Summary

Photograph of five men from Kodak Australasia Pty Ltd's staff Australian Rules football team outside a Hotel in Cowes, on Philip Island, 1949. The hotel is thought to be the Cowes Hotel due to the logo on the building. The football team had won the VFASD 'C' Grade premiership in Melbourne, in 1949. Kodak's Managing Director, Mr Edgar Rouse, was so thrilled with the premiership win by the company team that he presented all of the players with specially made 'premiers ties', and also generously gave the team a weekend away at a hotel in Cowes on Philip Island as a reward for their great sporting achievement.

Mr Walter Whitman, is shown second from right. He played the position of ruck and kicked the winning goal in the match.
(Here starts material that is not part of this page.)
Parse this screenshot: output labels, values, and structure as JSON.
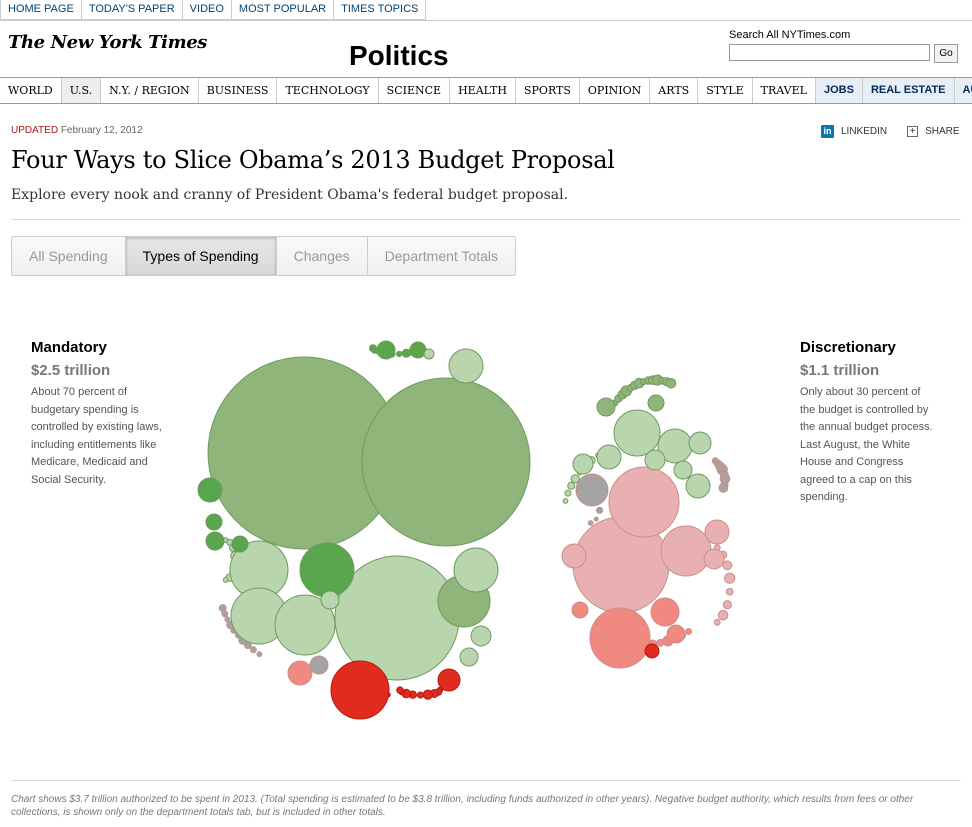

The weekend at Philip Island was a rare and memorable holiday for blue collar worker Walter, who worked hard at the Kodak factory, and he greatly enjoyed this special gift from his employer.

Walter Whitworth started work at Kodak in 1946 and left about 1952. He worked as a maintenance mechanic in the Kodak garage, but also drove the company coal truck as well as driving executive staff including the Managing Director Mr Edgar Rouse and company secretary Mr Paige when their usual driver was away. He also drove the football and cricket teams to their games on weekends, and along with other staff drivers, drove a range of staff to work during the 9 week transport strike in 1950, to keep the factory operational.
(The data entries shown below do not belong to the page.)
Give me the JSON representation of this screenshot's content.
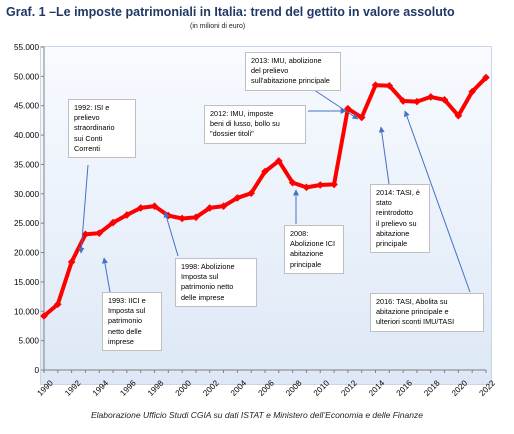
{
  "chart_data": {
    "type": "line",
    "title": "Graf. 1 –Le imposte patrimoniali in Italia: trend del gettito in valore assoluto",
    "subtitle": "(in milioni di euro)",
    "x": [
      1990,
      1991,
      1992,
      1993,
      1994,
      1995,
      1996,
      1997,
      1998,
      1999,
      2000,
      2001,
      2002,
      2003,
      2004,
      2005,
      2006,
      2007,
      2008,
      2009,
      2010,
      2011,
      2012,
      2013,
      2014,
      2015,
      2016,
      2017,
      2018,
      2019,
      2020,
      2021,
      2022
    ],
    "series": [
      {
        "values": [
          9200,
          11200,
          18400,
          23100,
          23300,
          25100,
          26400,
          27600,
          27900,
          26300,
          25800,
          26000,
          27600,
          27900,
          29300,
          30100,
          33800,
          35600,
          31900,
          31100,
          31500,
          31600,
          44500,
          43000,
          48500,
          48400,
          45800,
          45700,
          46500,
          46000,
          43300,
          47400,
          49800
        ]
      }
    ],
    "xticks": [
      "1990",
      "1992",
      "1994",
      "1996",
      "1998",
      "2000",
      "2002",
      "2004",
      "2006",
      "2008",
      "2010",
      "2012",
      "2014",
      "2016",
      "2018",
      "2020",
      "2022"
    ],
    "yticks": [
      "0",
      "5.000",
      "10.000",
      "15.000",
      "20.000",
      "25.000",
      "30.000",
      "35.000",
      "40.000",
      "45.000",
      "50.000",
      "55.000"
    ],
    "xlim": [
      1990,
      2022
    ],
    "ylim": [
      0,
      55000
    ],
    "line_color": "#ff0000",
    "grid": false,
    "annotations": [
      {
        "lines": [
          "1992: ISI e",
          "prelievo",
          "straordinario",
          "sui Conti",
          "Correnti"
        ]
      },
      {
        "lines": [
          "1993: IICI e",
          "Imposta sul",
          "patrimonio",
          "netto delle",
          "imprese"
        ]
      },
      {
        "lines": [
          "1998: Abolizione",
          "Imposta sul",
          "patrimonio netto",
          "delle imprese"
        ]
      },
      {
        "lines": [
          "2012: IMU, imposte",
          "beni di lusso,  bollo su",
          "\"dossier  titoli\""
        ]
      },
      {
        "lines": [
          "2013: IMU, abolizione",
          "del prelievo",
          "sull'abitazione principale"
        ]
      },
      {
        "lines": [
          "2008:",
          "Abolizione ICI",
          "abitazione",
          "principale"
        ]
      },
      {
        "lines": [
          "2014: TASI, è",
          "stato",
          "reintrodotto",
          "il prelievo su",
          "abitazione",
          "principale"
        ]
      },
      {
        "lines": [
          "2016: TASI, Abolita su",
          "abitazione principale e",
          "ulteriori sconti IMU/TASI"
        ]
      }
    ],
    "source": "Elaborazione Ufficio Studi CGIA su dati ISTAT e Ministero dell’Economia e delle Finanze"
  }
}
This item is part of a small group of photographs and football premiership related objects that Walter Whitworth has donated to the Museum. An oral history was also conducted with Walter about his working and social life at Kodak.

Description of Content

Five men sitting and standing on a white fence that is positioned around a drain, outside a hotel. A sign for the hotel and its bar is visible on the facade of the building.

Physical Description

Black and white landscape format photograph with white border.

Significance

This photograph not only tells the story of sport and recreation among Kodak workers, showing insight into a different aspect of working life at the company, but it also feeds into the larger story of workplace sport, and specifically football, which had been a popular pursuit in Melbourne, especially in the interwar years. During its heyday, workplace football was significant in working class identity culture and politics. It also played a role in industrial relations through promoting company values and employee harmony, and it contributed to the changing nature of the football game and spectatorship. The paternalistic gesture of providing a holiday to the Kodak football team for their sporting achievement highlights the strong family culture that Kodak promoted among its staff.